Work performed in the new study by first author Husam Khaled, a doctoral student in Takahashi’s laboratory, demonstrated that the TrkC-PTPσ complex regulates the structural and functional maturation of excitatory synapses by regulating phosphorylation, a biochemical modification of proteins, of many synaptic synapses. proteins, while disruption of this complex causes specific behavioral defects in mice.

Building blocks of the brain

Neurons are the basic components of the brain and nervous system that are responsible for sending and receiving signals that control brain and body functions. Neighboring neurons communicate through synapses, which act as bridges that allow signals to pass between them.
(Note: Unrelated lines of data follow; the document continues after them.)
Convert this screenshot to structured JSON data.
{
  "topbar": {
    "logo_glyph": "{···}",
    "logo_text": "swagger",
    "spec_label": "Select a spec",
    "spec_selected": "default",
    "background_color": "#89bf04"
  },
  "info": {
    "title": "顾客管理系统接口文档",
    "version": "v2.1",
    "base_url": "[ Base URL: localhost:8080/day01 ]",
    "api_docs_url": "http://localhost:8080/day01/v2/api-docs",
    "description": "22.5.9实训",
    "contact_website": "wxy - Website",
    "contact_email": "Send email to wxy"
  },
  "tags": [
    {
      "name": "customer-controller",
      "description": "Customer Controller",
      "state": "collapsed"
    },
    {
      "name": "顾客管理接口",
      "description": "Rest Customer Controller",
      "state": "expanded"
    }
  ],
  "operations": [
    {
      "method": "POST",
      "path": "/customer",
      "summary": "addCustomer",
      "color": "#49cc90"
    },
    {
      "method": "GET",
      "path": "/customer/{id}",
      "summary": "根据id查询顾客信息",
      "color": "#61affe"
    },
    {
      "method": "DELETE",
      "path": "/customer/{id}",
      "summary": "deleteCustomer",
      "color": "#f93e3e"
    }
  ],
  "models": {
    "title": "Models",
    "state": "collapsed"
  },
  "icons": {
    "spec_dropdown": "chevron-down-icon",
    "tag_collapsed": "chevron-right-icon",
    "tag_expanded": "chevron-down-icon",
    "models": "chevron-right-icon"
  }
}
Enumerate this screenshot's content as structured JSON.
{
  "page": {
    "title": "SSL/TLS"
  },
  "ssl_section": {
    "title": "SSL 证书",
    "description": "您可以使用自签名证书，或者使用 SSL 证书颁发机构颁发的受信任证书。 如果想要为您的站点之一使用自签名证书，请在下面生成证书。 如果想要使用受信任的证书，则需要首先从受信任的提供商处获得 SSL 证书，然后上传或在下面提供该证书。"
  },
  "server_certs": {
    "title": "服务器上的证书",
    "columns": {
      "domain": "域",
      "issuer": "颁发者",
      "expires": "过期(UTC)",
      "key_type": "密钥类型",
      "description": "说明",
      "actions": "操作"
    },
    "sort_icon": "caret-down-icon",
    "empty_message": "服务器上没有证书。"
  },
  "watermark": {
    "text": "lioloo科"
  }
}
This process is essential for proper brain functions, such as learning, memory, and cognition. Defects in synapses or their components can alter communication between neurons and cause various brain disorders.

By generating mice with specific genetic mutations that disrupt the TrkC-PTPσ complex, Takahashi’s team uncovered the unique functions of this complex. They showed that this complex regulates the phosphorylation of many proteins involved in the structure and organization of synapses.

High-resolution images of the brains of the mutant mice revealed abnormal synapse organization, and further studies of their signaling properties showed an increase in inactive synapses with defects in signal transmission. By observing the behavior of the mutant mice, the scientists saw that they exhibited elevated levels of anxiety, especially increased avoidance in unfamiliar conditions and impaired social behaviors.